3. Click "Program". When complete, unplug the cable from the glitch chip.
   • Coolrunner: Set the switch back to "NOR".

X360ACE V4/V5/V3+

• xFlasher or other Gowin compatible programmer required in order to program these chips
• Programming Instructions

Decrypting the NAND

1. Connect Ethernet and power on the console. The glitch chip should blink once or more times, and then the console should start into XeLL RELOADED.
2. Once XeLL finishes, it will display your CPU key and some other info.
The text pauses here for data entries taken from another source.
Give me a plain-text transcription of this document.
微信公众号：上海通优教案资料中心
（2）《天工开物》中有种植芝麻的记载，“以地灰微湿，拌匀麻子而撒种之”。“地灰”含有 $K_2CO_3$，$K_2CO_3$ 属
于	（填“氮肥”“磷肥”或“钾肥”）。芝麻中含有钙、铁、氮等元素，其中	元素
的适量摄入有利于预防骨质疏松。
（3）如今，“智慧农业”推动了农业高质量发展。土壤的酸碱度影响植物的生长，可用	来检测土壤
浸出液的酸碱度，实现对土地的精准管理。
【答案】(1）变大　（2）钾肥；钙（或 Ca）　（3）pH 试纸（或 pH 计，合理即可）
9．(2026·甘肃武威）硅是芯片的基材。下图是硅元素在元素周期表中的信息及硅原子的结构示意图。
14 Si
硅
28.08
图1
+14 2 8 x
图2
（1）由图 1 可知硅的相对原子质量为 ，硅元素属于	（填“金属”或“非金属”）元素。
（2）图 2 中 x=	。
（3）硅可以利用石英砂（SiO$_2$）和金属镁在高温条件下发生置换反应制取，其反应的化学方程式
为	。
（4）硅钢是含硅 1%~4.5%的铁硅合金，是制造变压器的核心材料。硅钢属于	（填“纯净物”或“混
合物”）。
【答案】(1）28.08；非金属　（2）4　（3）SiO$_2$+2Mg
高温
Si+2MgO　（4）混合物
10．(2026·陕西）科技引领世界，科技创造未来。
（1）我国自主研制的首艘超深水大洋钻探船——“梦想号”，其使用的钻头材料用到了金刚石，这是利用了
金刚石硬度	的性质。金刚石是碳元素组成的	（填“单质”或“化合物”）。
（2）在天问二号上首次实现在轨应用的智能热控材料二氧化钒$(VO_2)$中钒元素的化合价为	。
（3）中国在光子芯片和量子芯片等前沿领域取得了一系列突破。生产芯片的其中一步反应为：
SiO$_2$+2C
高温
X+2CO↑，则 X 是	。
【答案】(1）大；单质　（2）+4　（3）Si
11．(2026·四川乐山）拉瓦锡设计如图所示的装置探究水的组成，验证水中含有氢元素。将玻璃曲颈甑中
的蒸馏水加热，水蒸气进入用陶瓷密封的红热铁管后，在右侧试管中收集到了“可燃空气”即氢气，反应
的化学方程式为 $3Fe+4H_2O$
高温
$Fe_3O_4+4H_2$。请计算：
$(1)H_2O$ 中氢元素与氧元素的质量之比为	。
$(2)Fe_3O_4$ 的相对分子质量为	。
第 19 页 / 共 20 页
There is also an IP address.
3. Enter the IP address into the box on the lower right of J-Runner and click "Get CPU Key". J-Runner will pull the info from the box, and decrypt the NANDs automatically.

Writing New NAND Image

1. Power down the console, and connect your programmer to the motherboard.
   • If you are using an xFlasher, ensure the switch is set to SPI.
2. In the upper right of J-Runner, ensure the Glitch2 radio button is selected.
   • Enable SMC+ for better boot times.
3. Click "Create XeBuild Image". This will take a few moments.
4. Click "Write NAND".
5. Disconnect your programmer when the process completes.
6. Boot the console several times and ensure it boots consistently. If not, make sure your wiring is clean and neat and avoids noisy area. Run the wires near the X-Clamps for best results.
7. Tune glitch chip timings if necessary.
8. Return to the RGH main page and continue in the Cleaning Up section.

Tuning Boot Times

Jasper: - If the console does not glitch reliably even after tuning the value, add 68nf-100nf capacitor (ex: 683 cap or SMD cap) from PLL to GND. - Onboard 100nf on Coolrunner Rev-C may be used by bridging CAP. - Onboard 100nf on Squirt Reloaded 2.X may be used by bridging J5. - If adding a cap, PLL will be more sensitive to noise. If you have strange blinking, be sure that your wire is routed away from clock signals. - For X360ACE/DGX make sure the capacitor is after the 22K Ohm resistor.

Start at the top of the recommended range and work down until you get good boots

On chips with crystals, the optimal timing will depend on the crystal (how close it is to its rated frequency)

If the light stays on at the end of a cycle: - This means that the checks were passed, but the console failed to start - Probably the timing is too low, or the pulse length is too large

If the light goes off at the end of a cycle but doesn't boot: - This means that the checks failed - Probably the timing is too high, or the pulse length is too small

Note that the debug light behavior may be slightly misleading due to using POST_OUT bit 0.